Many websites need to allow users to authenticate using passwords, and use an expensive hash function to store the users’ passwords safely. But this approach subjects the website to a simple denial-of-service attack. We propose a solution to mitigate this attack, based on the client including a proof-of-work in each password-based authentication request.
Many websites store only a salted hash of the password, with the hash function
chosen to be an expensive cryptographic hash function. Popular choices include
pbkdf2
and bcrypt
with high cost factors.
The problem is that a malicious client can cause a denial of service simply by issuing more authentication requests than the website can handle. The malicious client can issue each authentication request cheaply, while the website must perform an expensive operation to for each authentication request. The higher the cost factor of the hash function, the better the security of the password file, but the longer the website has to work for each authentication request. A single malicious user with minimal computing power and minimal network throughput can bring a website with mighty computing power and mighty throughput to its knees, simply by forcing the website to perform the expensive hash function repeatedly.
There are a few existing solutions.
The website can offload the authentication to a separate set of machines. The majority of the website is served by the main cluster of machines, while the work required to verify a password attempt is performed on a segregated cluster of machines.

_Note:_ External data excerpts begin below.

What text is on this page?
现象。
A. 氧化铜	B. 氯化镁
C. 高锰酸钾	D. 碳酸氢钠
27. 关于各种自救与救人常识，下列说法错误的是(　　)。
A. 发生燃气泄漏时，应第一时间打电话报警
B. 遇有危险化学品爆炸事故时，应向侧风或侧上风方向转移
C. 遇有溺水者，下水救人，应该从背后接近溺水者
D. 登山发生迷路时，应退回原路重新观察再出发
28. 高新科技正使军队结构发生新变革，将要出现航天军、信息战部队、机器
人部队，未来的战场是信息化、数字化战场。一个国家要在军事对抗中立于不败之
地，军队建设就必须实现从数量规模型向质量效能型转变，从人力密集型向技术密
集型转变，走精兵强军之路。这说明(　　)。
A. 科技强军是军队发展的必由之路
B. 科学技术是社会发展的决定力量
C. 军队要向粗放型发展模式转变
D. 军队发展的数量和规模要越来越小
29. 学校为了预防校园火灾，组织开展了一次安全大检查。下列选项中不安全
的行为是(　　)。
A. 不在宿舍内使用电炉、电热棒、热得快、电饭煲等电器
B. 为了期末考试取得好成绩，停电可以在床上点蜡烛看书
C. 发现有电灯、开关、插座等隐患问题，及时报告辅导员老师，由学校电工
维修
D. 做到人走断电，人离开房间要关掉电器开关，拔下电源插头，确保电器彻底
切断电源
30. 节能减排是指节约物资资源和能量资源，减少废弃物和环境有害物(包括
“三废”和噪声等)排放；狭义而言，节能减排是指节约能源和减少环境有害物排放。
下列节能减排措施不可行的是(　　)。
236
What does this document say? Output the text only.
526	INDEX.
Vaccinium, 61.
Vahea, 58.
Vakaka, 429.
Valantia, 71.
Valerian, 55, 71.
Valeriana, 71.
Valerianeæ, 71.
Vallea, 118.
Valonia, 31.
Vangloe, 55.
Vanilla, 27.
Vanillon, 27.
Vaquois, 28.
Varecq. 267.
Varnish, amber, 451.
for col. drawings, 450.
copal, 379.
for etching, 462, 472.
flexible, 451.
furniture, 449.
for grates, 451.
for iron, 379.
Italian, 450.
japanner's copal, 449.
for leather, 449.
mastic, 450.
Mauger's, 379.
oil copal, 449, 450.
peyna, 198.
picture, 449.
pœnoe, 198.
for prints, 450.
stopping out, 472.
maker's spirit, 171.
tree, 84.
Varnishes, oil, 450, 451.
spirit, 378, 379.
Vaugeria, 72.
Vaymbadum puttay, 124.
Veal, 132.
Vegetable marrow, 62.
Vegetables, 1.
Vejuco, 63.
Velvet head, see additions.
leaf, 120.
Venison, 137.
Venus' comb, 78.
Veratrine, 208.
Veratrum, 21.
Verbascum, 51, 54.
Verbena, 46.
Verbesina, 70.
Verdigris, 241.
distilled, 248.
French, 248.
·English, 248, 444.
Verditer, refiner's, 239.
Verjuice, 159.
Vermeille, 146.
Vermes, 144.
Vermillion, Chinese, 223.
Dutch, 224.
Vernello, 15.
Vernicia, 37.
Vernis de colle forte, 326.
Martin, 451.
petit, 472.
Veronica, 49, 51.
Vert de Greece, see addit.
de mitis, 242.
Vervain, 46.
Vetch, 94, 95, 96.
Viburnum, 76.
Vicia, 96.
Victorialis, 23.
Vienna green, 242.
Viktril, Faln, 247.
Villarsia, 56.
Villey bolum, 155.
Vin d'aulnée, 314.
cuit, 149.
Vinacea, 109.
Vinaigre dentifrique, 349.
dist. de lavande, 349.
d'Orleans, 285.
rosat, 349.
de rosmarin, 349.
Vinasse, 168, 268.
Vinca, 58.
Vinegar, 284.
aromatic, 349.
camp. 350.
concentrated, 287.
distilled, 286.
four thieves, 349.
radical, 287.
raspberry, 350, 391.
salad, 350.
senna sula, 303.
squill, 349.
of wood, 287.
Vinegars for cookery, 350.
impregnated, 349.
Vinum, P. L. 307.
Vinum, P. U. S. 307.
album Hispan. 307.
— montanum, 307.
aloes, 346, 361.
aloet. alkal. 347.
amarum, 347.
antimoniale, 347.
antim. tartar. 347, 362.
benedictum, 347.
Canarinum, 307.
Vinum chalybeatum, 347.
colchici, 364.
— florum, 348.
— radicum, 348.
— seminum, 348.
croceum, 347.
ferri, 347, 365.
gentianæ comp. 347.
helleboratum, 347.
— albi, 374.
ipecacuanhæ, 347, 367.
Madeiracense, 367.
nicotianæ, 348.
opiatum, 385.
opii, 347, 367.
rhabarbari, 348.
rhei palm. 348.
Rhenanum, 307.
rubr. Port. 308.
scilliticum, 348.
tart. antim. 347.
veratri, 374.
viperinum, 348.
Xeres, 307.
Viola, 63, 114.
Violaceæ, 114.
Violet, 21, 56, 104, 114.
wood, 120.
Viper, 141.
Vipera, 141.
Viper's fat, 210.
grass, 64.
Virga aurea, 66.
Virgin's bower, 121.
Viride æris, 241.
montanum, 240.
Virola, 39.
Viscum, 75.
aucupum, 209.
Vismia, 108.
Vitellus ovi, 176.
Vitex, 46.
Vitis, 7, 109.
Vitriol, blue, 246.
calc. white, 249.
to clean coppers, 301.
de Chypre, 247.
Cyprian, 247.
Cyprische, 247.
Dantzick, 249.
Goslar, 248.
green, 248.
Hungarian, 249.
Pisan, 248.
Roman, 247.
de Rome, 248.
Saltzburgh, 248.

The denial of service attack will be reduced to an attack against password-based client authentication only. Users will not be able to log in. But the rest of the website will remain operational, including both the unauthenticated and the authenticated portions.
The website can impose a rate-limit scheme on authentications. There are a variety of ways to do it, each with its own costs and benefits.
The website can have a global rate-limit on authentications. The costs and benefits mirror those of authentication offloading.
The website can have a per-client-IP rate-limit on authentication.
The website can have a per-username rate-limit on authentication.
The website can combine multiple of the above approaches.
The website can require the client to produce a proof of work unique to each unique authentication attempt.
The website chooses a hash function $h$ with an output size $|h| \equiv log_2(|cod(h)|)$, a cost factor $c$, a window $w$, and a merge function $m$. The website is configured to use a signed session cookie, and initializes the session with a random nonce $k$.
When the user enters the username $u$ and password $p$ on the sign-in page and submits the form, a JavaScript hook is executed which computes the current time $t$ and looks for a solution $s$ such that $h(m(k,s,t,u,p)) < 2^{(|h| - c)}$ — or, equivalently, has a prefix of zero bits of length at least $c$. Once the hook has found $s$, it includes it in the data sent to the website server alongside $u$, $p$, $t$, and a replay of the signed session cookie.
When the website server receives an authentication request, it first checks that $t$ is recent enough — that is to say, $t$ is within $w$ of the current time. If $t$ is not recent enough, the authentication request is immediately failed. Then the website server checks that the solution $s$ is a correct solution — that is to say, the relation listed above holds. If $s$ is incorrect, the authentication request is immediately failed. The website server then continues as normal, performing the expensive hash function on the password to verify it.
This solution imposes a nontrivial cost to the client for each authentication request it sends to the website, preventing a malicious client from overwhelming the server with a large number of authentication requests (or requiring the malicious client to pay handsomely for the privilege). The website can adjust the cost parameter to suit its needs.
This solution can stand alone, and it can be used in conjunction with any combination of the existing solutions listed above.
This solution is similar to the hashcash system for mitigating email spam and to the RSA connection-depletion defense.
Using a proof-of-work technique, website owners can significantly reduce the exploitability of the attack vector introduced by using an expensive hash function to store and validate user passwords.